En el contexto de ciertas declaraciones que sugieren revisar la Ley de Comunicación, surge un debate de trascendental importancia sobre el rol de la información en las democracias modernas y las normas que la rigen. Se ha señalado la necesidad de ajustar esta ley a las “realidades actuales de la información mundial”, lo cual genera diversas reflexiones sobre cómo la legislación debe adaptarse a los avances tecnológicos y, al mismo tiempo, garantizar el ejercicio democrático del derecho a la información.
La Ley de Comunicación en el Ecuador, promulgada en 2013, nació con la intención de regular el ejercicio de la información en un entorno de medios de comunicación tradicionalmente concentrados y, en ocasiones, polarizados. Sin embargo, en la actualidad, es crucial reflexionar sobre si la Ley ha cumplido con su propósito de manera efectiva, o si, por el contrario, ha servido más como un instrumento de control político.

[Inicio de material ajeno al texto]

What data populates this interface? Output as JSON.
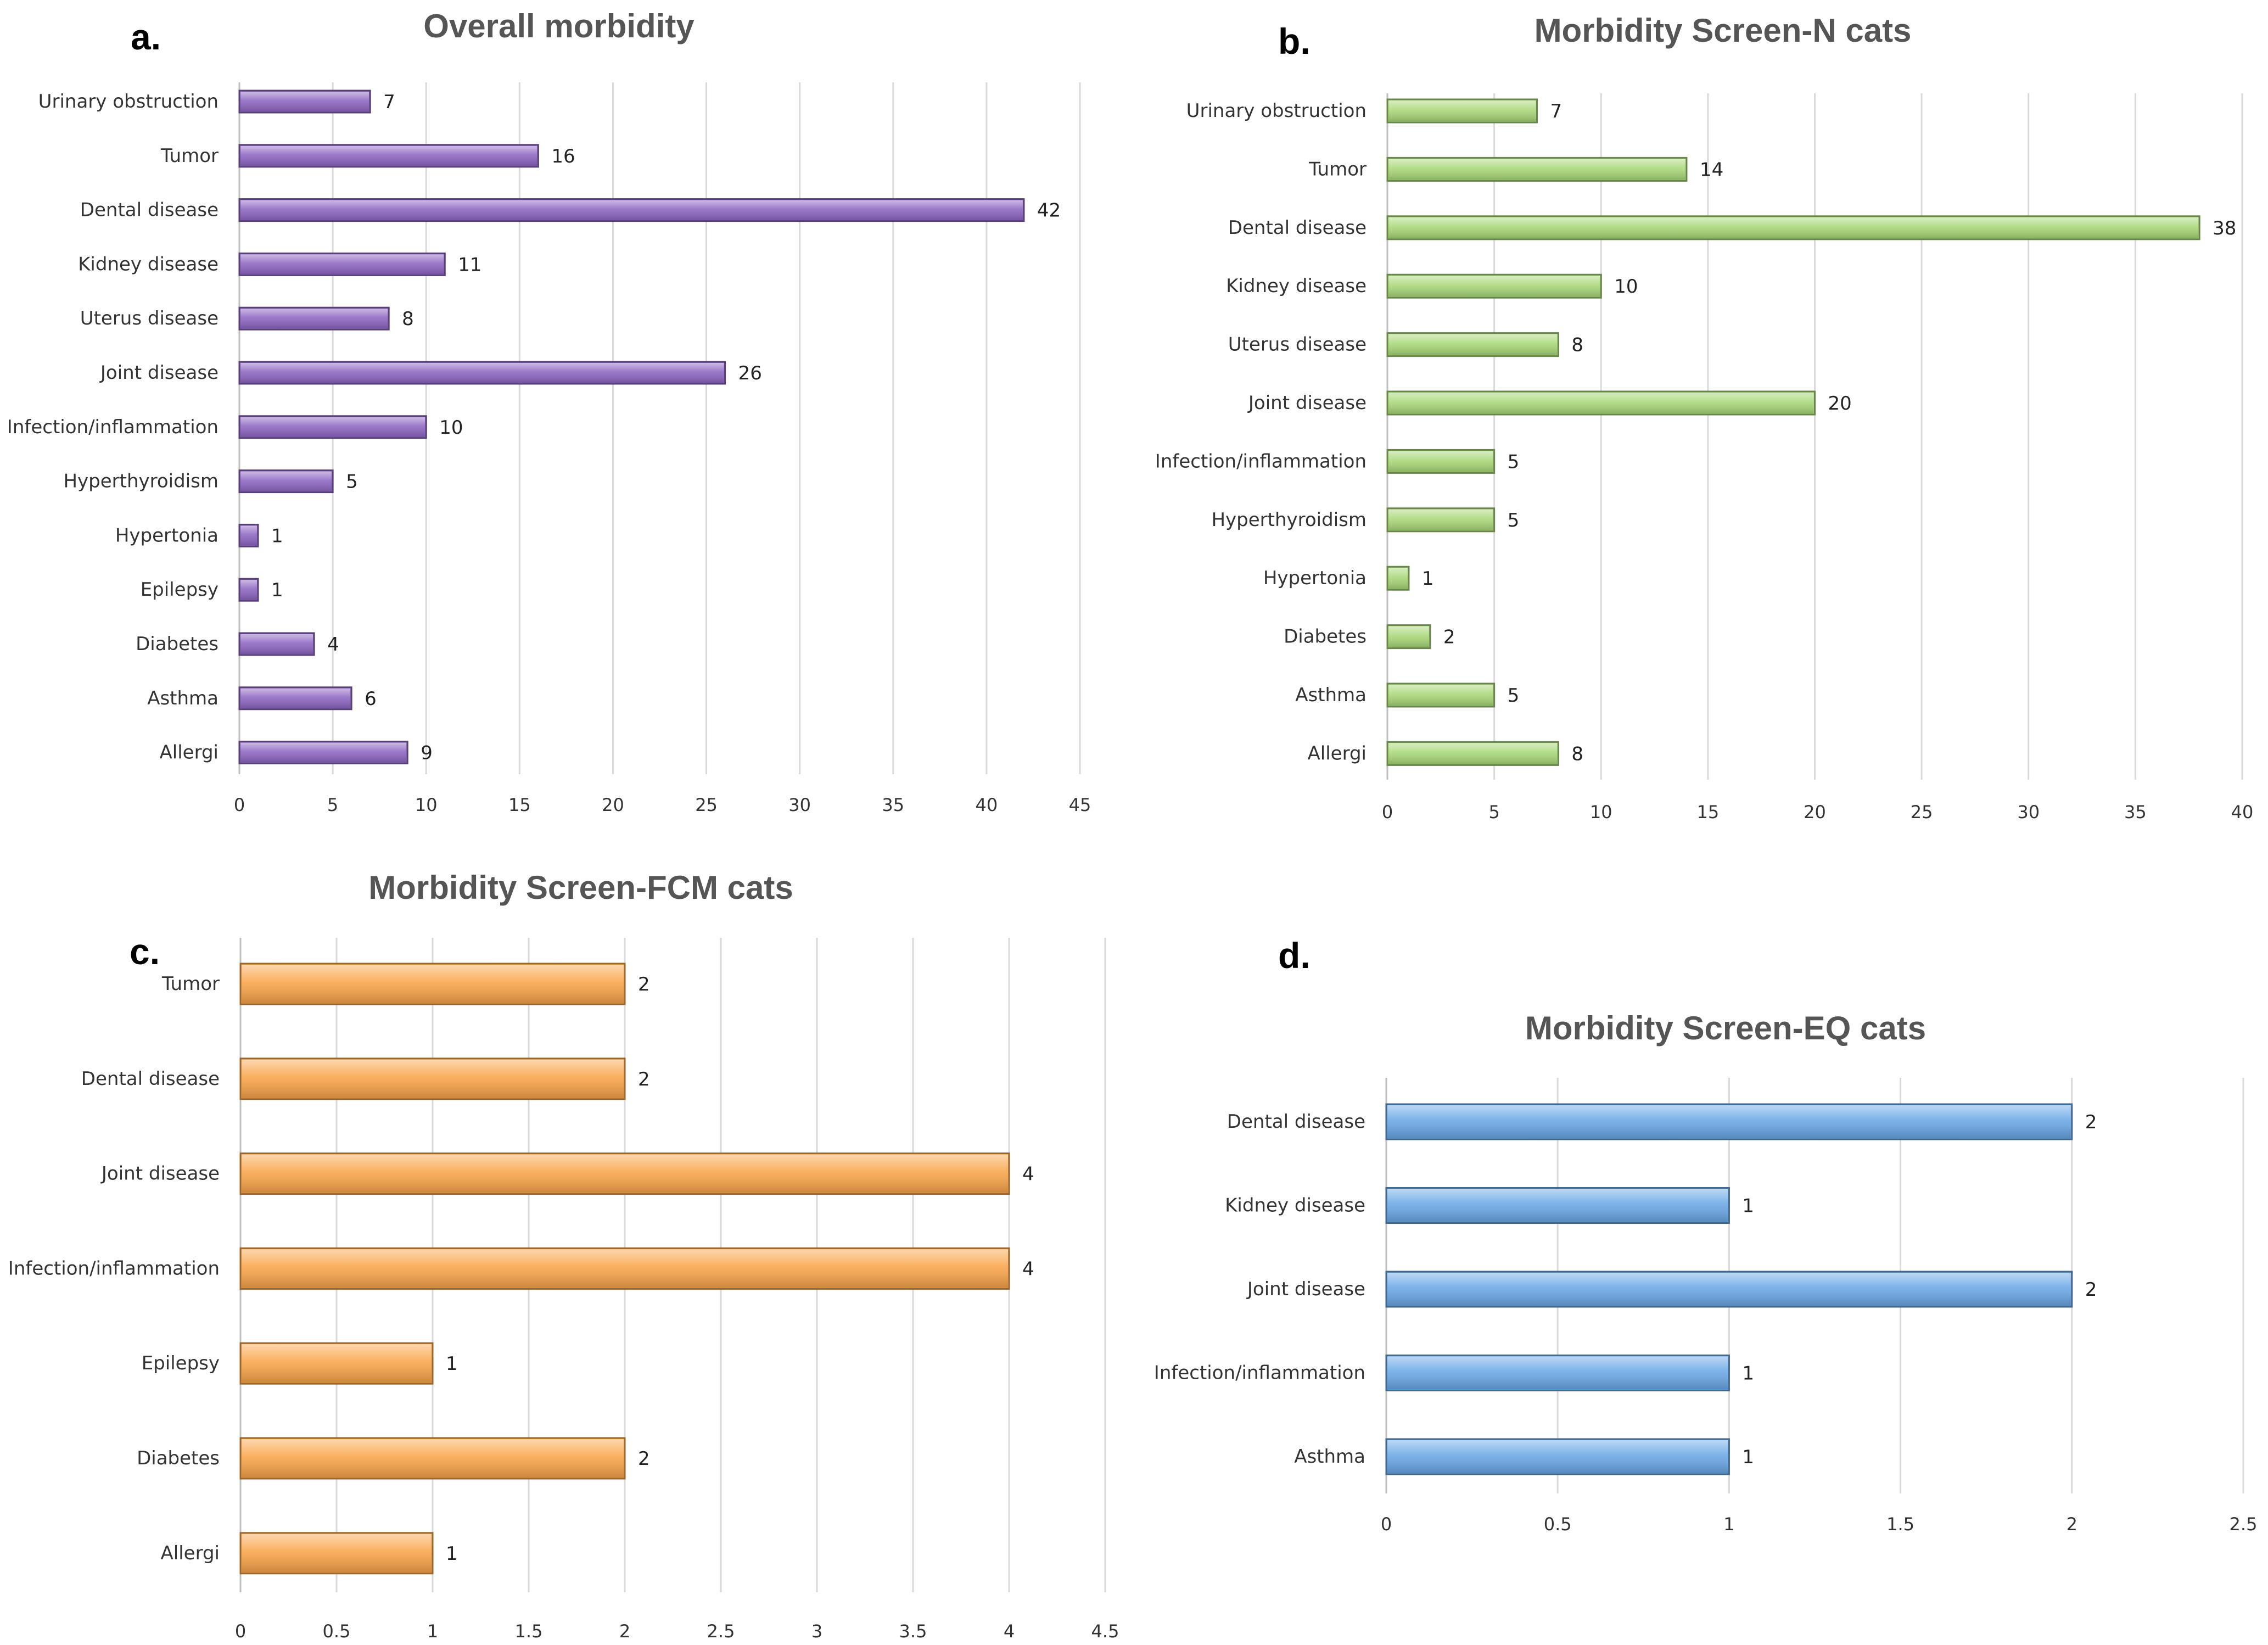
{
  "chart_data": [
    {
      "id": "a",
      "panel_label": "a.",
      "type": "bar",
      "orientation": "horizontal",
      "title": "Overall morbidity",
      "color": "#8e66c2",
      "categories": [
        "Urinary obstruction",
        "Tumor",
        "Dental disease",
        "Kidney disease",
        "Uterus disease",
        "Joint disease",
        "Infection/inflammation",
        "Hyperthyroidism",
        "Hypertonia",
        "Epilepsy",
        "Diabetes",
        "Asthma",
        "Allergi"
      ],
      "values": [
        7,
        16,
        42,
        11,
        8,
        26,
        10,
        5,
        1,
        1,
        4,
        6,
        9
      ],
      "xlim": [
        0,
        45
      ],
      "xticks": [
        "0",
        "5",
        "10",
        "15",
        "20",
        "25",
        "30",
        "35",
        "40",
        "45"
      ],
      "grid": true,
      "xlabel": "",
      "ylabel": ""
    },
    {
      "id": "b",
      "panel_label": "b.",
      "type": "bar",
      "orientation": "horizontal",
      "title": "Morbidity Screen-N cats",
      "color": "#a8d878",
      "categories": [
        "Urinary obstruction",
        "Tumor",
        "Dental disease",
        "Kidney disease",
        "Uterus disease",
        "Joint disease",
        "Infection/inflammation",
        "Hyperthyroidism",
        "Hypertonia",
        "Diabetes",
        "Asthma",
        "Allergi"
      ],
      "values": [
        7,
        14,
        38,
        10,
        8,
        20,
        5,
        5,
        1,
        2,
        5,
        8
      ],
      "xlim": [
        0,
        40
      ],
      "xticks": [
        "0",
        "5",
        "10",
        "15",
        "20",
        "25",
        "30",
        "35",
        "40"
      ],
      "grid": true,
      "xlabel": "",
      "ylabel": ""
    },
    {
      "id": "c",
      "panel_label": "c.",
      "type": "bar",
      "orientation": "horizontal",
      "title": "Morbidity Screen-FCM cats",
      "color": "#f9a54a",
      "categories": [
        "Tumor",
        "Dental disease",
        "Joint disease",
        "Infection/inflammation",
        "Epilepsy",
        "Diabetes",
        "Allergi"
      ],
      "values": [
        2,
        2,
        4,
        4,
        1,
        2,
        1
      ],
      "xlim": [
        0,
        4.5
      ],
      "xticks": [
        "0",
        "0.5",
        "1",
        "1.5",
        "2",
        "2.5",
        "3",
        "3.5",
        "4",
        "4.5"
      ],
      "grid": true,
      "xlabel": "",
      "ylabel": ""
    },
    {
      "id": "d",
      "panel_label": "d.",
      "type": "bar",
      "orientation": "horizontal",
      "title": "Morbidity Screen-EQ cats",
      "color": "#6aa8e6",
      "categories": [
        "Dental disease",
        "Kidney disease",
        "Joint disease",
        "Infection/inflammation",
        "Asthma"
      ],
      "values": [
        2,
        1,
        2,
        1,
        1
      ],
      "xlim": [
        0,
        2.5
      ],
      "xticks": [
        "0",
        "0.5",
        "1",
        "1.5",
        "2",
        "2.5"
      ],
      "grid": true,
      "xlabel": "",
      "ylabel": ""
    }
  ]
}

Este cuestionamiento se intensifica en los actuales medios digitales, donde la manera en que la información circula ha cambiado drásticamente con la aparición de las redes sociales y el acceso masivo a internet. En la “era de la información”, ya no son solo los medios tradicionales los encargados de las noticias; las redes sociales y las plataformas digitales se han convertido en actores centrales que operan sin los mismos mecanismos de regulación.
En este sentido, la información en el marco democrático debe ser siempre objetiva, verificable y plural. La objetividad en los medios no es solo un estándar ético, sino una condición fundamental para el funcionamiento de una democracia saludable. La información, en su sentido más puro, debe ser un reflejo fiel de los hechos, mientras que la opinión, es sólo un juicio de valor de quien lo emita. La información debe proporcionar hechos que puedan ser corroborados, mientras que la opinión expresa una interpretación de esos hechos. Esta distinción es fundamental, ya que la mezcla (de hechos con opiniones) puede llevar a distorsiones que afectan la calidad del debate público.

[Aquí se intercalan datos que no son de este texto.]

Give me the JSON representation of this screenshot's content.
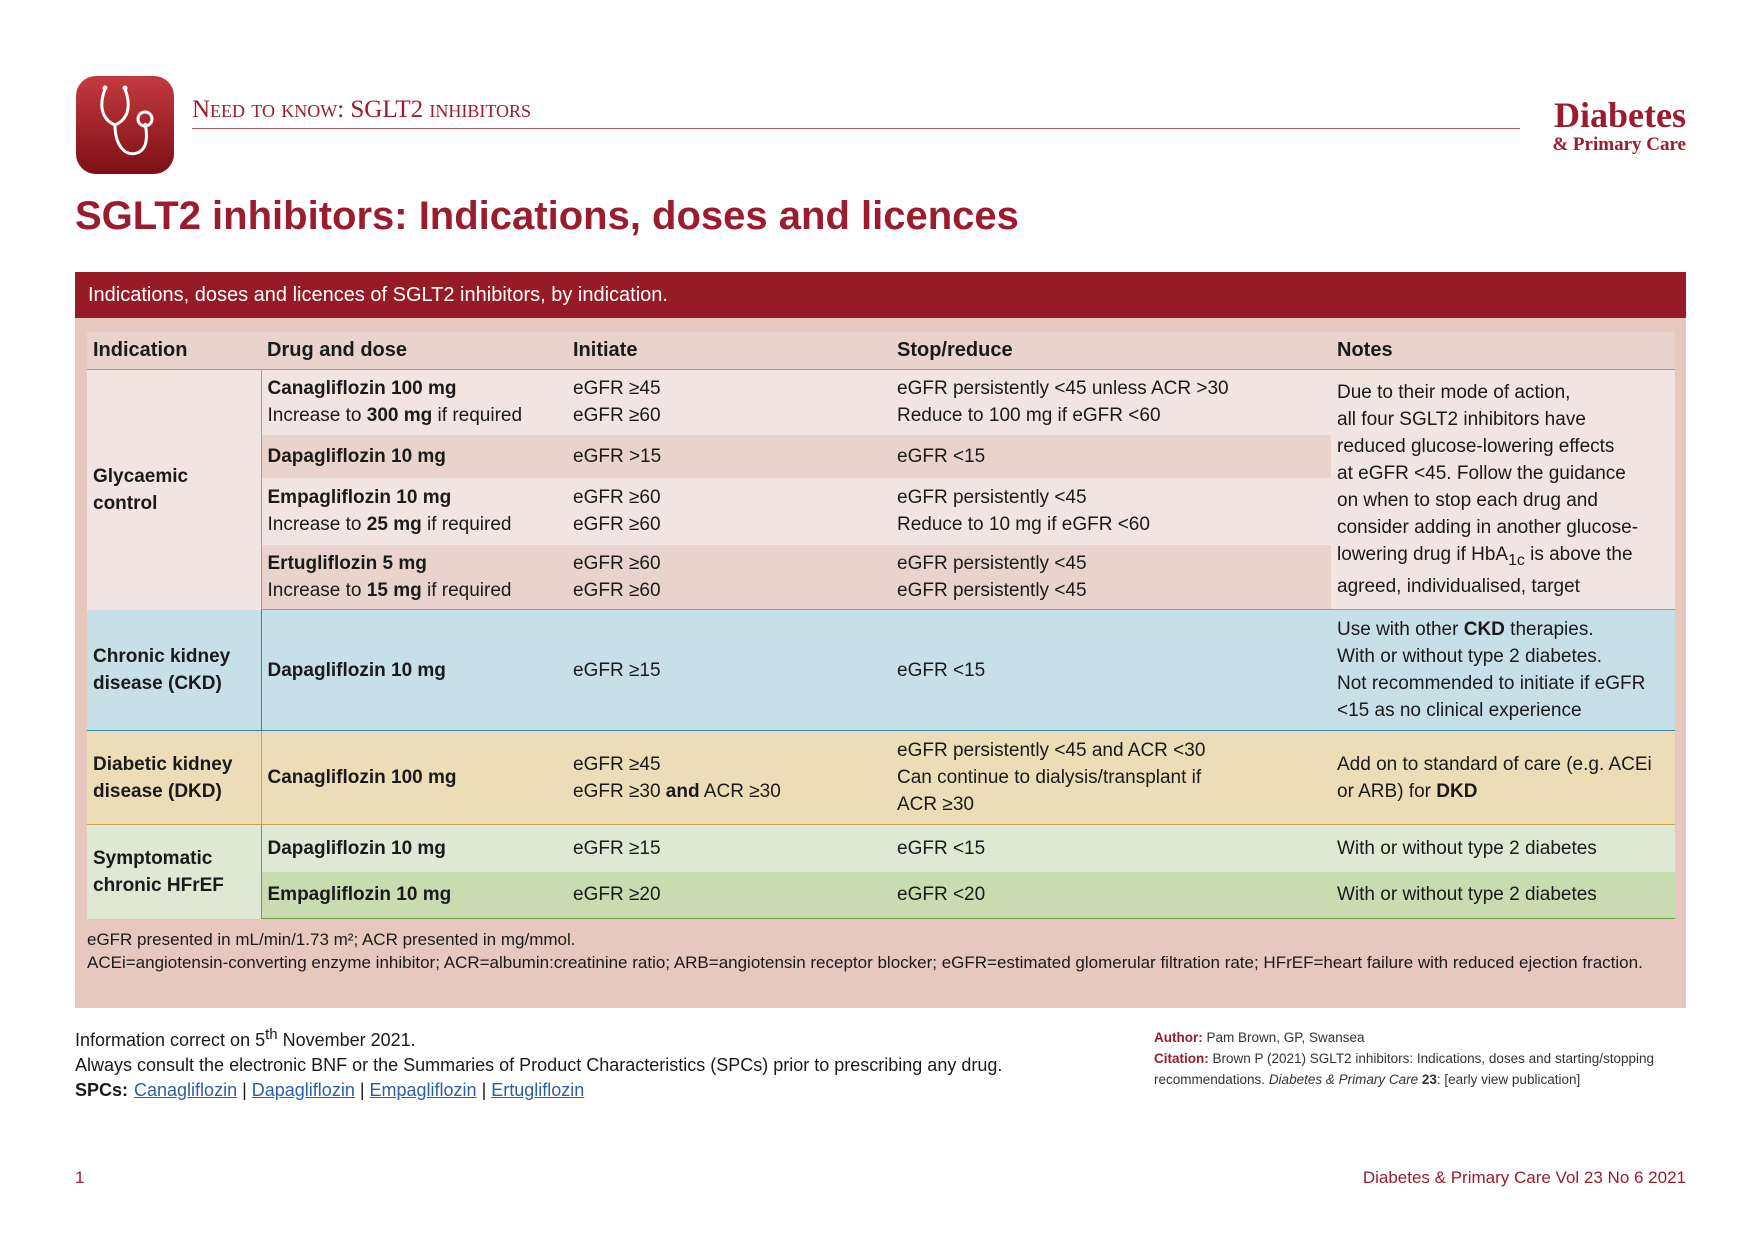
{
  "header": {
    "kicker": "Need to know: SGLT2 inhibitors",
    "brand": "Diabetes",
    "brand_sub": "& Primary Care"
  },
  "title": "SGLT2 inhibitors: Indications, doses and licences",
  "table": {
    "caption": "Indications, doses and licences of SGLT2 inhibitors, by indication.",
    "columns": [
      "Indication",
      "Drug and dose",
      "Initiate",
      "Stop/reduce",
      "Notes"
    ],
    "groups": [
      {
        "indication": [
          "Glycaemic",
          "control"
        ],
        "rows": [
          {
            "drug": [
              [
                {
                  "bold": "Canagliflozin 100 mg"
                }
              ],
              [
                "Increase to ",
                {
                  "bold": "300 mg"
                },
                " if required"
              ]
            ],
            "initiate": [
              "eGFR ≥45",
              "eGFR ≥60"
            ],
            "stop": [
              "eGFR persistently <45 unless ACR >30",
              "Reduce to 100 mg if eGFR <60"
            ]
          },
          {
            "drug": [
              [
                {
                  "bold": "Dapagliflozin 10 mg"
                }
              ]
            ],
            "initiate": [
              "eGFR >15"
            ],
            "stop": [
              "eGFR <15"
            ]
          },
          {
            "drug": [
              [
                {
                  "bold": "Empagliflozin 10 mg"
                }
              ],
              [
                "Increase to ",
                {
                  "bold": "25 mg"
                },
                " if required"
              ]
            ],
            "initiate": [
              "eGFR ≥60",
              "eGFR ≥60"
            ],
            "stop": [
              "eGFR persistently <45",
              "Reduce to 10 mg if eGFR <60"
            ]
          },
          {
            "drug": [
              [
                {
                  "bold": "Ertugliflozin 5 mg"
                }
              ],
              [
                "Increase to ",
                {
                  "bold": "15 mg"
                },
                " if required"
              ]
            ],
            "initiate": [
              "eGFR ≥60",
              "eGFR ≥60"
            ],
            "stop": [
              "eGFR persistently <45",
              "eGFR persistently <45"
            ]
          }
        ],
        "notes": [
          "Due to their mode of action,",
          "all four SGLT2 inhibitors have",
          "reduced glucose-lowering effects",
          "at eGFR <45. Follow the guidance",
          "on when to stop each drug and",
          "consider adding in another glucose-",
          [
            "lowering drug if HbA",
            {
              "sub": "1c"
            },
            " is above the"
          ],
          "agreed, individualised, target"
        ]
      },
      {
        "indication": [
          "Chronic kidney",
          "disease (CKD)"
        ],
        "rows": [
          {
            "drug": [
              [
                {
                  "bold": "Dapagliflozin 10 mg"
                }
              ]
            ],
            "initiate": [
              "eGFR ≥15"
            ],
            "stop": [
              "eGFR <15"
            ]
          }
        ],
        "notes": [
          [
            "Use with other ",
            {
              "bold": "CKD"
            },
            " therapies."
          ],
          "With or without type 2 diabetes.",
          "Not recommended to initiate if eGFR",
          "<15 as no clinical experience"
        ]
      },
      {
        "indication": [
          "Diabetic kidney",
          "disease (DKD)"
        ],
        "rows": [
          {
            "drug": [
              [
                {
                  "bold": "Canagliflozin 100 mg"
                }
              ]
            ],
            "initiate": [
              "eGFR ≥45",
              [
                "eGFR ≥30 ",
                {
                  "bold": "and"
                },
                " ACR ≥30"
              ]
            ],
            "stop": [
              "eGFR persistently <45 and ACR <30",
              "Can continue to dialysis/transplant if",
              "ACR ≥30"
            ]
          }
        ],
        "notes": [
          "Add on to standard of care (e.g. ACEi",
          [
            "or ARB) for ",
            {
              "bold": "DKD"
            }
          ]
        ]
      },
      {
        "indication": [
          "Symptomatic",
          "chronic HFrEF"
        ],
        "rows": [
          {
            "drug": [
              [
                {
                  "bold": "Dapagliflozin 10 mg"
                }
              ]
            ],
            "initiate": [
              "eGFR ≥15"
            ],
            "stop": [
              "eGFR <15"
            ],
            "notes": [
              "With or without type 2 diabetes"
            ]
          },
          {
            "drug": [
              [
                {
                  "bold": "Empagliflozin 10 mg"
                }
              ]
            ],
            "initiate": [
              "eGFR ≥20"
            ],
            "stop": [
              "eGFR <20"
            ],
            "notes": [
              "With or without type 2 diabetes"
            ]
          }
        ]
      }
    ],
    "footnotes": [
      "eGFR presented in mL/min/1.73 m²; ACR presented in mg/mmol.",
      "ACEi=angiotensin-converting enzyme inhibitor; ACR=albumin:creatinine ratio; ARB=angiotensin receptor blocker; eGFR=estimated glomerular filtration rate; HFrEF=heart failure with reduced ejection fraction."
    ]
  },
  "info": [
    [
      "Information correct on 5",
      {
        "sup": "th"
      },
      " November 2021."
    ],
    "Always consult the electronic BNF or the Summaries of Product Characteristics (SPCs) prior to prescribing any drug.",
    [
      {
        "bold": "SPCs:"
      },
      {
        "link": "Canagliflozin"
      },
      " | ",
      {
        "link": "Dapagliflozin"
      },
      " | ",
      {
        "link": "Empagliflozin"
      },
      " | ",
      {
        "link": "Ertugliflozin"
      }
    ]
  ],
  "credits": [
    [
      {
        "label": "Author:"
      },
      " Pam Brown, GP, Swansea"
    ],
    [
      {
        "label": "Citation:"
      },
      " Brown P (2021) SGLT2 inhibitors: Indications, doses and starting/stopping recommendations. ",
      {
        "italic": "Diabetes & Primary Care"
      },
      {
        "bold": " 23"
      },
      ": [early view publication]"
    ]
  ],
  "footer": {
    "page": "1",
    "journal": "Diabetes & Primary Care Vol 23 No 6 2021"
  }
}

El problema de las «fake news» (noticias falsas) es otra preocupación vertebral. Con más de 5.000 millones de personas conectadas a internet, la velocidad con la que se difunden las noticias, verdaderas o falsas, es vertiginosa. Según estudios recientes, las noticias falsas se retuitean 20 veces más que las noticias verificadas. Este fenómeno pone en evidencia la necesidad urgente de enseñar a la ciudadanía a discernir la información. En la práctica, la información basada en hechos verificables y comprobables se mezcla con la desinformación, generando confusión y poniendo en riesgo la calidad de la participación democrática. El reto, entonces, no es solo promover leyes que protejan a los ciudadanos de las noticias falsas, sino que se fomente una cultura de verificación crítica y razonada por parte de los propios ciudadanos.

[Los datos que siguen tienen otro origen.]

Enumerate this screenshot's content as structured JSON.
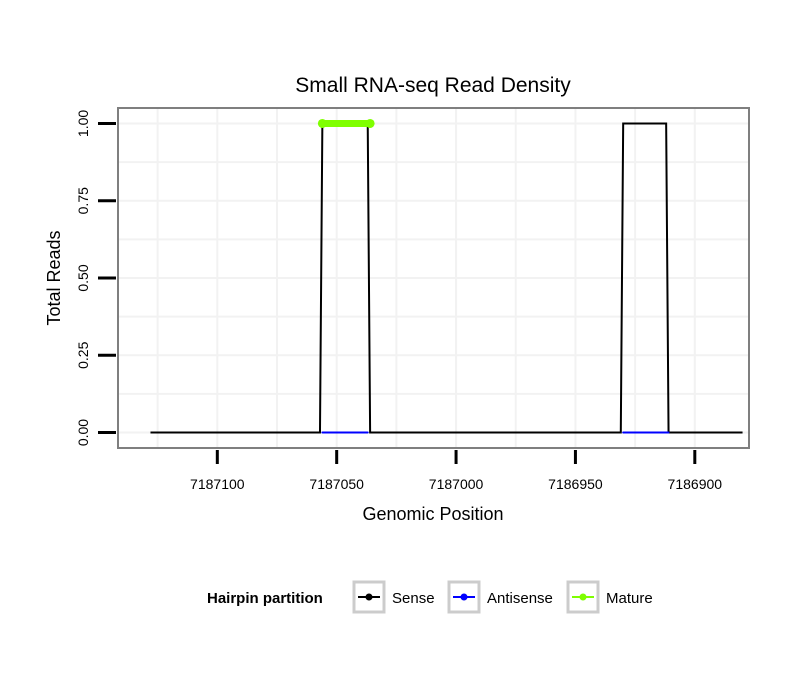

Por lo tanto, si la actual Ley de Comunicación es susceptible de reformas o ajustes, debe hacerse, ¡claro!, pero con el propósito de mejorar la calidad informativa y garantizar que el acceso a una información objetiva y plural no se vea obstaculizado por los intereses de quienes ostentan el poder. Las reformas deben ser pensadas con un enfoque que favorezca el bienestar colectivo…, y no los intereses de un partido político en particular.